Saturday, May 30, 2009

The Fashion Show?

I promised I would continue my coverage of this reality based train wreck and I've tried. I've honestly tried. I've set the TV to record it in case I have any excuse not to be home witnessing it and have managed pretty well. Nevertheless, I find myself checking in to see what new goodies they have in store for us the fashion starved. This brand of food will send us to an early grave. There are no nutrients in this glob of offal. It doesn't qualify even as suet. At least birds can find sustenance in suet. This is 100% sludge.

Isaac and Kelly and Fern don't even look amused. The guest audience of "industry giant" look appalled and I for one have had to turn it off more than once. The quality of entertainment and insight one expected to glean has become more a cautionary tale. If anyone with the brain the size of a bed bug still wants to be a fashion designer I would hope they'd consider advanced ambulance chasing or even intern as an assistant crack whore. This view of fashion takes the aspiring designer straight to hell. Though hell is paved in good intentions there is little room for these duelling designers (with 1 or 2 notable exceptions). I've rarely seen such a hodge podge of mean spirited chest stabbing neverwillbe's.

The absurd tests and challenges are things no self respecting designer would ever attempt. Quality has always been the last word in design or any pursuit for that matter. Imagine altering a botched shoulder pad in a lined jacket? That translates to opening the lining, re-setting the pad and then closing the shoulder seam of the lining hand. Oh, and then there is re attaching a botched zipper and hemming a skirt, both things also by hand. I forgot to mention you have about 20 minutes to do all of those tasks. For the layman with no experience in these things , any 1 of the separate tasks to be done correctly and neatly takes at least that long. So to judge a contestant on their ability to pull it all off in the allotted time isn't a test, it's a travesty.
Now let's turn a jacket into a multipurpose garment that is functional, original,skillfully constructed and ultimately qualifies as FASHION. They all lost unless you consider an ugly ski suit with a wrap around blanket shawl or a down sleeping bag coat (a quilted body bag is closer to the truth) that you can sleep in on a sidewalk when you've been booted from your 12th job on seventh FASHION.

At this point I lost interest, my dinner started to back up on me and I couldn't sit and look at Norma Kamali or any of the other celebrity guests aping interest. If any one of you was questioning if fashion is alive or dying the celebrity jury is still out. This humble viewer has to weigh in. It's in it's tertiary state. It's time to call a priest in, start gathering wood for the pyre or run to the nearest Home Depot and buy a shovel. Any plot of earth will do. Start digging and buy some lye while you're at it. Methinks there will be a stench like we've rarely experienced.
I will not bore or horrify you with more coverage on this show. There's more to be had watching an infomercial or pulling your own wisdom teeth with toy pliers.
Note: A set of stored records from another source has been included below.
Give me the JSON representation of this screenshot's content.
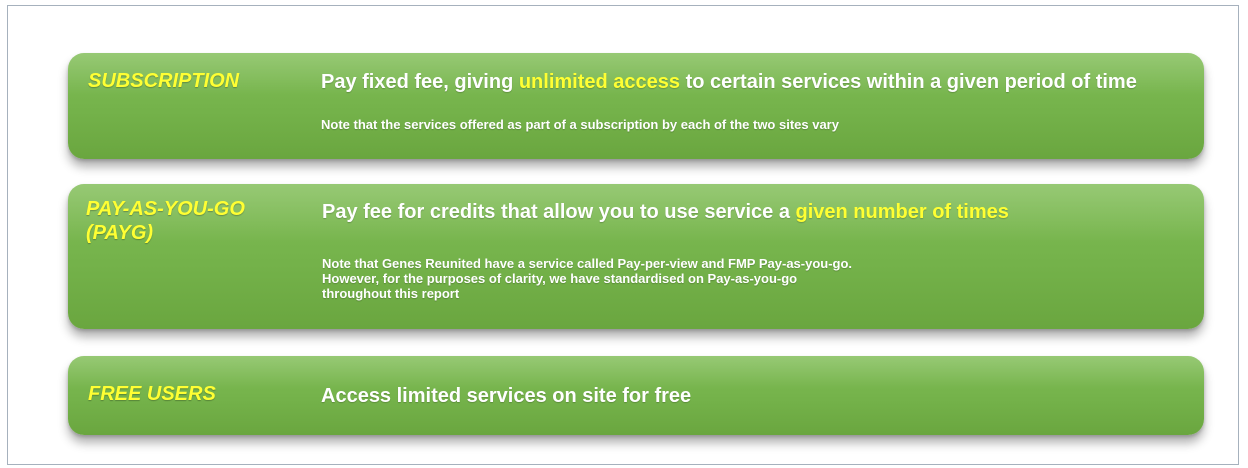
{
  "rows": [
    {
      "label": "SUBSCRIPTION",
      "main_before": "Pay fixed fee, giving ",
      "main_highlight": "unlimited access",
      "main_after": " to certain services within a given period of time",
      "note_lines": [
        "Note that the services offered as part of a subscription by each of the two sites vary"
      ]
    },
    {
      "label_lines": [
        "PAY-AS-YOU-GO",
        "(PAYG)"
      ],
      "main_before": "Pay fee for credits that allow you to use service a ",
      "main_highlight": "given number of times",
      "main_after": "",
      "note_lines": [
        "Note that Genes Reunited have a service called Pay-per-view and FMP Pay-as-you-go.",
        "However, for the purposes of clarity, we have standardised on Pay-as-you-go",
        "throughout this report"
      ]
    },
    {
      "label": "FREE USERS",
      "main": "Access limited services on site for free"
    }
  ],
  "colors": {
    "panel_green": "#74b24a",
    "label_yellow": "#ffff33",
    "highlight_yellow": "#ffff33",
    "text_white": "#ffffff",
    "frame_border": "#a6b1bd"
  }
}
Isaac, Kelly (whoever you are) and Fern, you should all apologize to the viewing audience. One can not squeeze caviar from a slug. This menu are slugs served 10 different ways, and none are palatable or remotely yummy.

Isaac and co.....Bye Bye Darlings!


Anonymous said...

Thanks for the update, Fluff. Good to know I didn't miss anything after I watched the first episode. Bravo should have scraped up the money for Project Runway instead. It's also a tale of woebegone fashion, but at least amusing and entertaining sometimes.

Anonymous said...

THANK YOU!!!! anyway who was worked in the industry knows that this show is a total tasteless joke. If it does not scary anyone to run in the other direction, I just don't know what will. It is really painful to watch, and there is no chemistry between the judges... I quit the show.